Derrick Hougaard springs to mind as a great example. He had all the tools to be the next Naas Botha, except one. He wasn’t Naas Botha. Naas Botha had, and still has, unshakeable belief in Naas Botha. In his mind Naas Botha is invincible; Naas can do anything, knows everything and will win everything simply because that is what Naas Botha does. Derrick was young and, by all accounts, a remarkably humble nice young lad. He was thrown head first into a rugby world cup, and then thrown a hospital pass that brought upon him the wrath of a man known as the chiropractor because of his ability to re-arrange spines in tackles. Brian Lima tackled Derrick so hard he’s probably still go bruises ten years later. Derrick wasn’t the next Naas Botha, nobody can be the next Naas Botha.

Similarly, nobody can be the next Bakkies Botha. Off the field he is a humble Christian man who lives his faith as well he can. I’ve had friends approach him for photos and he is always accommodating. On the field though, he is an uncompromising force of sheer brutality. He is the enforcer and will step back for no man. Eben Etzebeth, again, has all the tools to emulate the great Bakkies. He is big and strong and also plays lock. But that is where the similarity ends. They’re different players with different personalities. It is unfair to compare one to the other, because it does their unique talents and traits the ultimate disservice.

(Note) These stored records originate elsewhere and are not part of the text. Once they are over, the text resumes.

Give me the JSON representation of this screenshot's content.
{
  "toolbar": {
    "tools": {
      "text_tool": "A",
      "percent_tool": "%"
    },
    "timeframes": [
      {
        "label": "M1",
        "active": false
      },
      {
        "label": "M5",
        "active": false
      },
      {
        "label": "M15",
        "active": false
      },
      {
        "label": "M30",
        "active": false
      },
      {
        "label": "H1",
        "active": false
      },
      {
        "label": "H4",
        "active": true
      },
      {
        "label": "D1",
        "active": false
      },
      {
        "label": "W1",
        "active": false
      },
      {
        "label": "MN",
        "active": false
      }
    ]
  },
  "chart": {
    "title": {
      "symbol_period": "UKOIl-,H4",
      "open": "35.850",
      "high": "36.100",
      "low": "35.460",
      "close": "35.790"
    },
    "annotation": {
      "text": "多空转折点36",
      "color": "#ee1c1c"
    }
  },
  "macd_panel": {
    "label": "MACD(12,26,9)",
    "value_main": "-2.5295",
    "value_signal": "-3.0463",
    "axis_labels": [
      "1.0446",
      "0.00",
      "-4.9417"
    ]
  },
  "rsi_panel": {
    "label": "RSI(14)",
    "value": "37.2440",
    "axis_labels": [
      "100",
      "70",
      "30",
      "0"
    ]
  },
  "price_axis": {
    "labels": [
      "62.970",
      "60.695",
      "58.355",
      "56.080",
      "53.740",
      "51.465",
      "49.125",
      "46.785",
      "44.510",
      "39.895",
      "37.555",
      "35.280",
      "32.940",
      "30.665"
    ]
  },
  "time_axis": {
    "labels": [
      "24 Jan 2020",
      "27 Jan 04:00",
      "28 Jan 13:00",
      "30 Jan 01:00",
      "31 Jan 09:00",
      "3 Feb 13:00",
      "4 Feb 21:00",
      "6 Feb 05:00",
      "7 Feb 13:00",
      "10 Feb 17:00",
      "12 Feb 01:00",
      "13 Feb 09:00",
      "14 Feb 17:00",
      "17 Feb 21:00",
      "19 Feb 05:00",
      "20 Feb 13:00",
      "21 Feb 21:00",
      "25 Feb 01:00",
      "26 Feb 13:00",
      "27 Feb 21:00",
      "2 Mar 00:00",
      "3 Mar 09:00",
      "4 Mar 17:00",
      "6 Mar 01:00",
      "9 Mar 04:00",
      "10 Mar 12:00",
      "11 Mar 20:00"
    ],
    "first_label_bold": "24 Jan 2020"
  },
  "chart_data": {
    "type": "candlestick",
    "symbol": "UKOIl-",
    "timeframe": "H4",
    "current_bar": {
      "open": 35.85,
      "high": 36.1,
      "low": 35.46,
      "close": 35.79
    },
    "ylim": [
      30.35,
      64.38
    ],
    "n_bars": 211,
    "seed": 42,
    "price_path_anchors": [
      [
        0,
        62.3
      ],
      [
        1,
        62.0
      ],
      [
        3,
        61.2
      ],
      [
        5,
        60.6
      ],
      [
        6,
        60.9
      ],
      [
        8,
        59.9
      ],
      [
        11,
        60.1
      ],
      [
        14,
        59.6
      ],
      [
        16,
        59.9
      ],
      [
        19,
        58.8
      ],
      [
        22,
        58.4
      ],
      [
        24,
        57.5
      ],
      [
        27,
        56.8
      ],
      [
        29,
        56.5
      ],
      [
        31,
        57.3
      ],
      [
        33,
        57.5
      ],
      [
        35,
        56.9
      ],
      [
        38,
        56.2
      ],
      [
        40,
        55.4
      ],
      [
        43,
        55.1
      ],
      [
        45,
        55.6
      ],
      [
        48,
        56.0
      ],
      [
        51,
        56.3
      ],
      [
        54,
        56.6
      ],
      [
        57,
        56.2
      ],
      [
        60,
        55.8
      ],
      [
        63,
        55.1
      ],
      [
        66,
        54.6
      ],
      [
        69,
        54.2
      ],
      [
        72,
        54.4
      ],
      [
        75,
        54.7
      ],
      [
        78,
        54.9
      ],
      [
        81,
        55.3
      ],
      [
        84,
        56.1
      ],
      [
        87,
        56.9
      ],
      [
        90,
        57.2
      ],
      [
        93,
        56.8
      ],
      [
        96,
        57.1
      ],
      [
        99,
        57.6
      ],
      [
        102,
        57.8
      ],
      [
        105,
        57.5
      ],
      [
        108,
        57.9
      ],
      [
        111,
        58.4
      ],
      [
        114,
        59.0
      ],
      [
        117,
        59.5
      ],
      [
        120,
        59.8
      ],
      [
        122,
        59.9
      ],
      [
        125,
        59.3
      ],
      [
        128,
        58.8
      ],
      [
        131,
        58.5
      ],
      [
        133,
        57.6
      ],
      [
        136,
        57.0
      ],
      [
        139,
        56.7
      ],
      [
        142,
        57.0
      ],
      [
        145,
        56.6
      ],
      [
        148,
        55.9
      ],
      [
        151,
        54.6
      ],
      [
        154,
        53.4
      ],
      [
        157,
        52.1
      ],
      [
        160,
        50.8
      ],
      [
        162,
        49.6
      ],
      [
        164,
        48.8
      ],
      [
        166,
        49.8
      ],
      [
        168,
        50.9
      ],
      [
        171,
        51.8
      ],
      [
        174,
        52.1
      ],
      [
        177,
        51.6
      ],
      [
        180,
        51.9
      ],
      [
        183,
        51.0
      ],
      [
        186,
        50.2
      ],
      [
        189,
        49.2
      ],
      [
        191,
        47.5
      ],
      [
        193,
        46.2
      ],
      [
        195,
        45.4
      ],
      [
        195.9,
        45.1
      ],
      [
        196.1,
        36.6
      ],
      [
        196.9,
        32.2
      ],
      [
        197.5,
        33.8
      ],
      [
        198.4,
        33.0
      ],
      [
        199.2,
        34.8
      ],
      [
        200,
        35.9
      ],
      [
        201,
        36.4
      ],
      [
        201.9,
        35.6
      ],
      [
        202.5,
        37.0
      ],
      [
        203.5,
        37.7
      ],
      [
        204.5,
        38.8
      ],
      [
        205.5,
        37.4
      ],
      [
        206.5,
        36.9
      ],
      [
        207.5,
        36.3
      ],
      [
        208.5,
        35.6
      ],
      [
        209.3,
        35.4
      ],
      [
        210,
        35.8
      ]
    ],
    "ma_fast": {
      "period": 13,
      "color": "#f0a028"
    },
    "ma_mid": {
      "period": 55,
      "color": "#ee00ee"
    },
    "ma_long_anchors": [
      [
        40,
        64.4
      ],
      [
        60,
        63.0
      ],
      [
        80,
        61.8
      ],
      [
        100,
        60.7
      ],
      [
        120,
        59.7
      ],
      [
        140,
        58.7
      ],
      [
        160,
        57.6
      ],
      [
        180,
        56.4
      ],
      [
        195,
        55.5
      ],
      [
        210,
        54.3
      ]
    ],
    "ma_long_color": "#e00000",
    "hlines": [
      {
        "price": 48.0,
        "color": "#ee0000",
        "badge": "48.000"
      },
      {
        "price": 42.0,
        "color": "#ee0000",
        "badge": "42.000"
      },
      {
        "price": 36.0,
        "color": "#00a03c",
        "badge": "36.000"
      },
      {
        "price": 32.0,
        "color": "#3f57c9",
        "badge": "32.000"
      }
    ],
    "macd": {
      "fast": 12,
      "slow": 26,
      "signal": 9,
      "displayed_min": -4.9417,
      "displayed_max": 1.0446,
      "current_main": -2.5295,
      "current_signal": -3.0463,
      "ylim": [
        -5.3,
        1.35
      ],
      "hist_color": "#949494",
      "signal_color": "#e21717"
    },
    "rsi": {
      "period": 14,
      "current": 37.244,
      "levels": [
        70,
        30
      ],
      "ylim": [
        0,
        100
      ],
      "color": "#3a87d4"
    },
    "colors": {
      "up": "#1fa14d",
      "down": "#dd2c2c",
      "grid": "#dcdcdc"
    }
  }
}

I say let the young players be themselves. Handre Pollard is the next Handre Pollard. He is not the next Dan Carter for heaven sakes. Just let them play the game they love without the pressure of trying to be the next whoever. I suspect they will surprise us all. I suspect people will say. “That Handre Pollard is something hey. I bet if a young Dan Carter saw him play he’d want to be just like him!”